La basse vallée de la Bonne Imprimer
Écrit par Claude Beaudevin   
Mardi, 09 Novembre 2010 19:45
Version 107

Les versants d'érosion de la basse vallée de la Bonne

Dans les environs immédiats de la Mure (Isère), au confluent de la Bonne avec le Drac, on peut observer deux versants d'érosion typiquement glaciaires :

  1. celui du Bois Ribay, rive gauche du Drac, en face du débouché de la Bonne, légèrement en aval du barrage de Saint-Pierre-Cognet et du pont de Ponsonnas,

  2. celui des Arssays, rive droite de la Jonche, 1 km au sud du village de Prunières. Il est traversé, dans sa partie haute, par la route départementale 116 de Prunières à St Arey.

Sur le croquis ci-dessous, où figurent ces versants d'érosion 1 et 2, nous avons également reporté le tracé de la langue terminale du glacier de la Bonne au maximum du Würm.

Le débouché du glacier de la Bonne dans la vallée du Drac

Précisons tout d'abord la situation des lieux.

À sa sortie de l'ombilic du Valbonnais, le glacier de la Bonne s'étalait dans les environs de la Mure et sa langue terminale parvenait jusqu'au Drac en suivant sensiblement le cours de la Bonne actuelle. Il barrait alors le talweg du Drac, retenant ainsi en amont le lac du Beaumont. Vers l'aval du Drac, le glacier parvenait aux environs immédiats du lac du Trièves, dans lequel il plongeait peut-être.

Voir à ce sujet la page sur les lacs du bassin du Drac.

Nous pensons que l'existence des deux versants d'érosion peut s'expliquer par la présence du lac du Beaumont et le tracé de sa langue glaciaire et de ses moraines latérales. Examinons pour commencer le cas du versant du Bois Ribay, où le rôle de premier plan joué par les eaux latérales dans la création des versants d'érosion nous paraît évident.

 

Le versant d'érosion du Bois Ribay

Le versant d'érosion du Bois Ribay dans la vallée du Drac

On remarque que la cote supérieure de cette érosion du Bois Ribay est la même que celle du lac würmien du Beaumont (870 m), telle qu'elle résulte de l'altitude des terrasses du Beaumont.

Le versant d'érosion du Bois Ribay dans la vallée du Drac

Une autre vue de cette érosion de versant. Celle-ci - réactivée peut-être par l'ouverture de la route - est encore active, ce qui a nécessité ultérieurement la construction d'une galerie de protection...

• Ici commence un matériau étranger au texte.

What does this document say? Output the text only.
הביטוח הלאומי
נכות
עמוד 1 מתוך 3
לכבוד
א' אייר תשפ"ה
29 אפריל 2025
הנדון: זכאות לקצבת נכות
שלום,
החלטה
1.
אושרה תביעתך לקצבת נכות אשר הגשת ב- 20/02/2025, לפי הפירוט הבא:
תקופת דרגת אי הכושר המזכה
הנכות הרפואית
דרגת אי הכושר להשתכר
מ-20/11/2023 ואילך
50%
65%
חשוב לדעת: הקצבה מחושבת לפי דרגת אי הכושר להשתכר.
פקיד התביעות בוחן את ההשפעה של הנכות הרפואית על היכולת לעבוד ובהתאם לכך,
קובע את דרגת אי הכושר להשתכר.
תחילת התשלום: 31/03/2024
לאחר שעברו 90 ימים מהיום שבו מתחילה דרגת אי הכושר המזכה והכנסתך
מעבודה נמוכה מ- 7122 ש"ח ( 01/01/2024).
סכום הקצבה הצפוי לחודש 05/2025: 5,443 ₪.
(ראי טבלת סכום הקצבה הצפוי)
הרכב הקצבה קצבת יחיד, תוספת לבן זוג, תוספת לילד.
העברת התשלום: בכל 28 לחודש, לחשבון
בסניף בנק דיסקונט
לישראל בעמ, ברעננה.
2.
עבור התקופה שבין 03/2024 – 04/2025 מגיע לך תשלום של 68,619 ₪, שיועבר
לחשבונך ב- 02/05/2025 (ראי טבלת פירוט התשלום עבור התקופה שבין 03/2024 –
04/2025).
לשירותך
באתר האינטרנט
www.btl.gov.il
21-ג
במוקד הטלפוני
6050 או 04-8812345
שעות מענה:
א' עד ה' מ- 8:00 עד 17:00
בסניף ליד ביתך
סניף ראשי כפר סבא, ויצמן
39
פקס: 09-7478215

Nous proposons l'explication suivante de la formation de ce versant d'érosion : plaçons-nous au Würm, car il semble impossible que cette forme, d'importance somme toute limitée, puisse être plus ancienne. Le glacier de la Bonne se terminait alors par la classique falaise de glace subverticale tombant dans les eaux du lac et par des moraines lorsqu'il était en contact avec les flancs de la vallée. Voir ici des exemples de falaises de glace.

 
Le glacier Hubbard en Alaska

Voici une photo d'analogie du glacier Hubbard (Alaska), montrant que les écoulements sont repoussés contre le versant de la vallée opposé au glacier. On voit que le niveau des écoulements est inférieur à celui de la surface du glacier.

Photo USGS

De même, dans le cas du glacier de la Bonne, les eaux de surverse du lac étaient repoussées contre la rive gauche du Drac, contre laquelle elles s'écoulaient, selon la flèche rouge 1 du croquis précédent. Ces eaux circulant entre le glacier (ou sa moraine frontale) et le versant, à une altitude inférieure à 870 m (lac du Beaumont au maximum du Würm) ont, selon nous, initié la formation du versant d'érosion. Il est évidemment impossible de savoir à quelle altitude précise, inférieure toutefois à 870 m, cette action a débuté, l'érosion postglaciaire ayant, depuis, agrandi le versant d'érosion jusqu'à ses dimensions actuelles. Le lac devait être soumis parfois à des vidanges brutales, génératrices d'érosions très intenses, ainsi que l'on pourra s'en assurer à la page du glacier Hubbard au glacier de la Bonne.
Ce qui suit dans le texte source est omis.